As disclosed in prior filings, the staff of the U.S. Securities and Exchange Commission (the "SEC") is conducting a formal investigation relating to the Prior Restatement and other matters.

During the first quarter of fiscal 2016, the Company began engaging in discussions with the SEC staff concerning a potential resolution of the investigation. These discussions led to the Company reaching a preliminary understanding with the SEC staff regarding a potential settlement. In this regard, the Company understands that the SEC staff is prepared to recommend that the SEC file a settled administrative enforcement action against the Company alleging violations of the antifraud, periodic and current reporting, internal controls, and books-and-records provisions of the federal securities laws. As part of the proposed settlement, the Company would (i) neither admit nor deny the SEC’s findings, (ii) pay a penalty of $200,000, and (iii) agree to cease-and-desist from committing or causing any violations or future violations of those provisions.

Final resolution of the SEC investigation with respect to the Company is subject to final approval of the settlement by the Commissioners of the SEC. Accordingly, there can be no assurance that the Company’s efforts to resolve the SEC investigation will be successful or that the settlement terms will be as anticipated. The Company also cannot predict the timing of any settlement or, in the event the proposed settlement is not approved, what the ultimate resolution of the SEC investigation will be with respect to the Company.

In addition, during the first quarter of fiscal 2016, the Company became aware that the SEC staff issued “Wells Notices” to two individuals who are no longer associated with the Company - a former Executive Vice President of the Company and a former Controller of the Company’s previously-owned Southern California Braiding, Inc. subsidiary that was the subject of the Prior Restatement. A Wells Notice is an indication that the SEC staff has made a preliminary determination to recommend that the SEC file an enforcement action. Each of these individuals has also reached a preliminary understanding with the SEC staff regarding a potential settlement. The Company cannot predict the outcome of the SEC investigation with respect to these two former employees, including whether their settlements will be approved.
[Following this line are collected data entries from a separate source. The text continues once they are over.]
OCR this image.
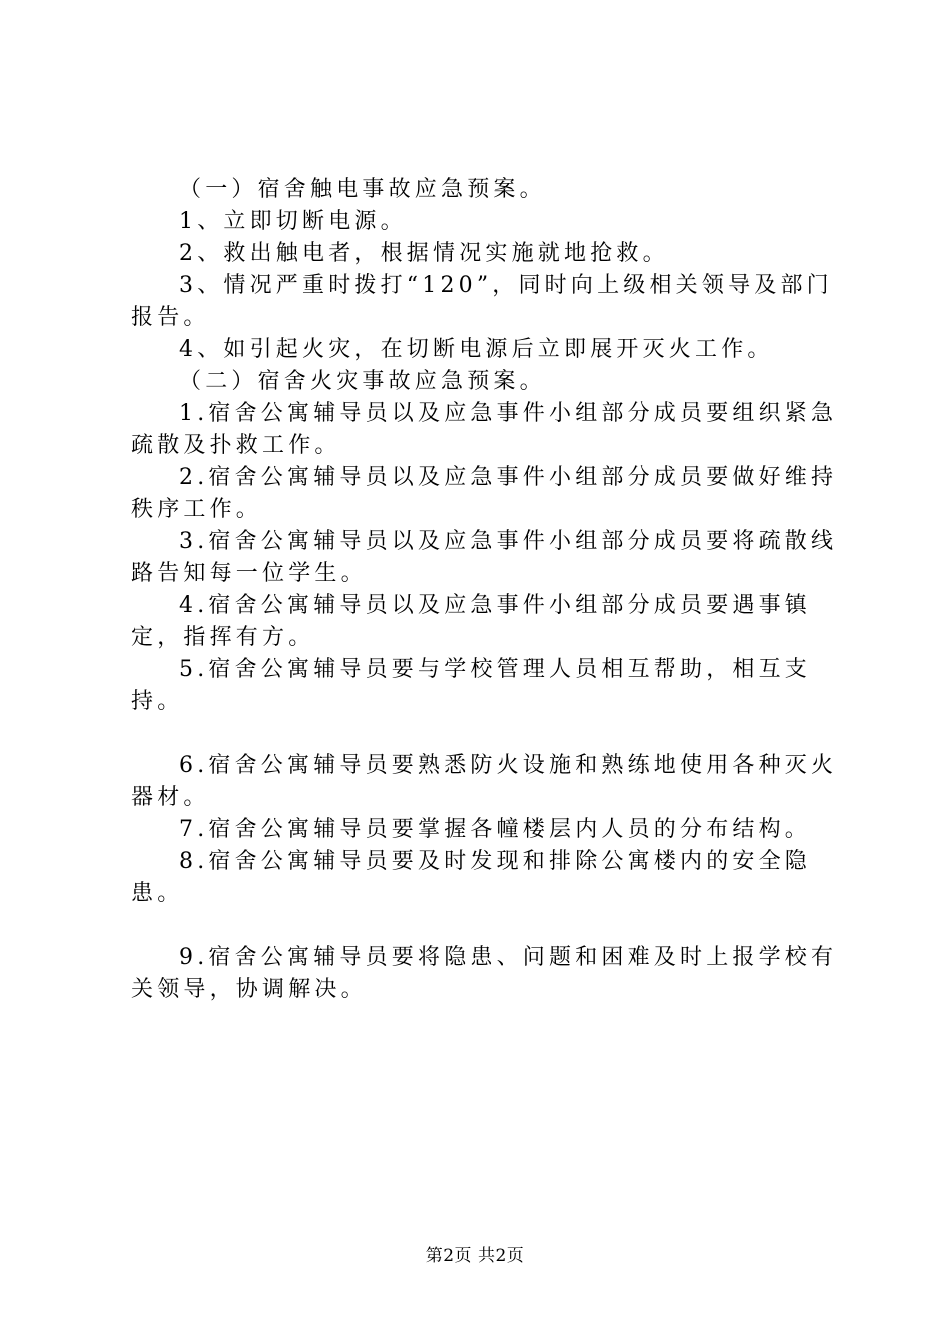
（一）宿舍触电事故应急预案。

1、立即切断电源。

2、救出触电者，根据情况实施就地抢救。

3、情况严重时拨打“120”，同时向上级相关领导及部门报告。

4、如引起火灾，在切断电源后立即展开灭火工作。

（二）宿舍火灾事故应急预案。

1.宿舍公寓辅导员以及应急事件小组部分成员要组织紧急疏散及扑救工作。

2.宿舍公寓辅导员以及应急事件小组部分成员要做好维持秩序工作。

3.宿舍公寓辅导员以及应急事件小组部分成员要将疏散线路告知每一位学生。

4.宿舍公寓辅导员以及应急事件小组部分成员要遇事镇定，指挥有方。

5.宿舍公寓辅导员要与学校管理人员相互帮助，相互支持。

6.宿舍公寓辅导员要熟悉防火设施和熟练地使用各种灭火器材。

7.宿舍公寓辅导员要掌握各幢楼层内人员的分布结构。

8.宿舍公寓辅导员要及时发现和排除公寓楼内的安全隐患。

9.宿舍公寓辅导员要将隐患、问题和困难及时上报学校有关领导，协调解决。

第2页 共2页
In connection with the Prior Restatement, W. Barry Gilbert, our former chief executive officer and director, voluntarily returned to the Company certain incentive compensation and the proceeds from certain sales of the Company's common stock. These transfers, which were made during the six months ended April 1, 2016, were in the form of cash of $42 thousand and shares of common stock valued at $60 thousand.

In June 2015, W. Barry Gilbert, our former chief executive officer and director commenced an arbitration proceeding against us in connection with the termination of his employment agreement effective February 6, 2015.  Mr. Gilbert alleged that his termination was not for cause as we have claimed and that we breached the terms of our employment agreement with him by not paying the compensation called for under his employment agreement for a termination without cause.

Effective March 16, 2016, the Company entered into a separation agreement with Mr. Gilbert (the "Separation Agreement"). Pursuant to the terms of the Separation Agreement, Mr. Gilbert received a separation benefit of $500 thousand that was paid on March 16, 2016, and he will receive $200 thousand payable by May 16, 2016, $100 thousand payable on both March 16, 2017 and March 16, 2018, and $75 thousand payable on each of March 16, 2019 and March 16, 2020. The expense associated with the separation agreement is included in selling and administrative expenses, a portion of which was recorded in the prior fiscal year. The remaining unpaid amount is included in accrued payroll and related expenses.

The separation benefit is subject to acceleration in the event of certain changes in control of the Company. The Company also released Mr. Gilbert from any and all claims and causes of action directly or indirectly related to Mr. Gilbert’s employment relationship with the Company. In consideration of the foregoing, Mr. Gilbert agreed to release the Company from any and all claims and causes of action arising out of or relating to his previous employment with the Company, as well as certain other covenants set forth in the Separation Agreement.

From time to time, the Company may be involved in other legal action in the ordinary course of its business, but management does not believe that any such other proceedings commenced through the date of the financial statements included in this Form 10-Q. individually or in the aggregate, will have material adverse effect on the Company’s consolidated financial position.